For the food-and-wine traveller who has already explored Snyderville's dining scene and wants the most technically demanding meal on offer locally, Sushi Blue is the clear answer. For a big group dinner or a casual night, the burger bar wins on ease and energy.
| Venue | Cuisine | Price | Awards | Booking Difficulty | Value |
|---|---|---|---|---|---|
| Sushi Blue | Easy | — | |||
| Drafts Burger Bar | Unknown | — | |||
| Maxwell's | Unknown | — | |||
| The Farm Restaurant | Unknown | — |
How Sushi Blue stacks up against the competition.
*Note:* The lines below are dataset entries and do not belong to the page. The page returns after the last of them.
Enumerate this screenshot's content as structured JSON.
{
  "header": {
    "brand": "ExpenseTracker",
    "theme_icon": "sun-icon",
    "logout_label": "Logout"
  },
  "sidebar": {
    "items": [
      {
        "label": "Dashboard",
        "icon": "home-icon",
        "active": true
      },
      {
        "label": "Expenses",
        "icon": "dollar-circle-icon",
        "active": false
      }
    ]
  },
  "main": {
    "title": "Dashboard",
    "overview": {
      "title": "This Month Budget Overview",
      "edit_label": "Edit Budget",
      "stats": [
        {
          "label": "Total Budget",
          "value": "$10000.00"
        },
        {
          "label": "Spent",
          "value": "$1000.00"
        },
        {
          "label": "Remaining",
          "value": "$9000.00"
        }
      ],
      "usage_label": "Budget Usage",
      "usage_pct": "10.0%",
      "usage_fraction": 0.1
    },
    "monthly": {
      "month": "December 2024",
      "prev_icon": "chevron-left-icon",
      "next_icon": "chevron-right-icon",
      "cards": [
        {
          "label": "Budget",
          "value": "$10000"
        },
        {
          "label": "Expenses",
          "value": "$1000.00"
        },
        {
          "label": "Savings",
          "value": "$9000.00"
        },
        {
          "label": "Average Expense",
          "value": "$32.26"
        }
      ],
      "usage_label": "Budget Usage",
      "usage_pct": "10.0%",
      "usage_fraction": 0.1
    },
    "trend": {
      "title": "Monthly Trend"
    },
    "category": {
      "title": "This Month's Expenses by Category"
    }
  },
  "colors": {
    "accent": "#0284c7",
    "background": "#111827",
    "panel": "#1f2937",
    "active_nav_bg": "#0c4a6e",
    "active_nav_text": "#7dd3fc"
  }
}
Focus on the counter over any specialty rolls if you want to see what the kitchen can actually do — the sushi bar format at 1571 Redstone Center is designed around nigiri-style preparation. Ask the staff what's been delivered that day; freshness is the whole argument for eating here rather than somewhere more convenient. Avoiding the reflexive combo-platter order will give you a clearer read on whether the kitchen is operating at its ceiling.
Yes, and the counter setup makes it one of the better solo options in the Snyderville corridor. Sitting at the bar gives you a direct sightline to preparation and removes the awkwardness of a table-for-one. If you're skiing Park City and want a dinner that doesn't feel like a consolation meal, this works well as a solo stop.
Sushi venues at this format can generally accommodate pescatarian and gluten-aware requests, but the specifics depend on the menu that day. Call ahead or flag restrictions when booking — the Redstone Center location (1571 Redstone Center Dr #140) is small enough that the kitchen can usually work with you, but don't assume a full vegan or allergy-specific menu exists without confirming.
It works for a low-key celebration between two people, especially if you sit at the counter. The strip-mall address undersells the experience, which is part of the appeal — arriving with low expectations and leaving impressed is a reliable dynamic here. For a larger group or a milestone that needs atmosphere on arrival, The Farm Restaurant in the area offers a setting more built around occasion dining.
Drafts Burger Bar and Maxwell's serve entirely different formats — casual American rather than Japanese — so they're not direct substitutes if sushi is the objective. The Farm Restaurant is the closest peer for a sit-down dinner with comparable attention to the food program. If you want sushi specifically and Sushi Blue is fully booked or closed, you'd likely need to look toward Salt Lake City for comparable options.
The Redstone Center address signals relaxed rather than formal — this is a retail-suite venue in a mountain resort corridor, not a white-tablecloth room. Clean, comfortable clothes are appropriate; ski gear or hiking boots won't raise eyebrows at lunch, but most guests at dinner dress one step up from that. There's no evidence of a dress code.
Keep this venue in your Pearl passport, rate it after you visit, and track it alongside every other place you collect.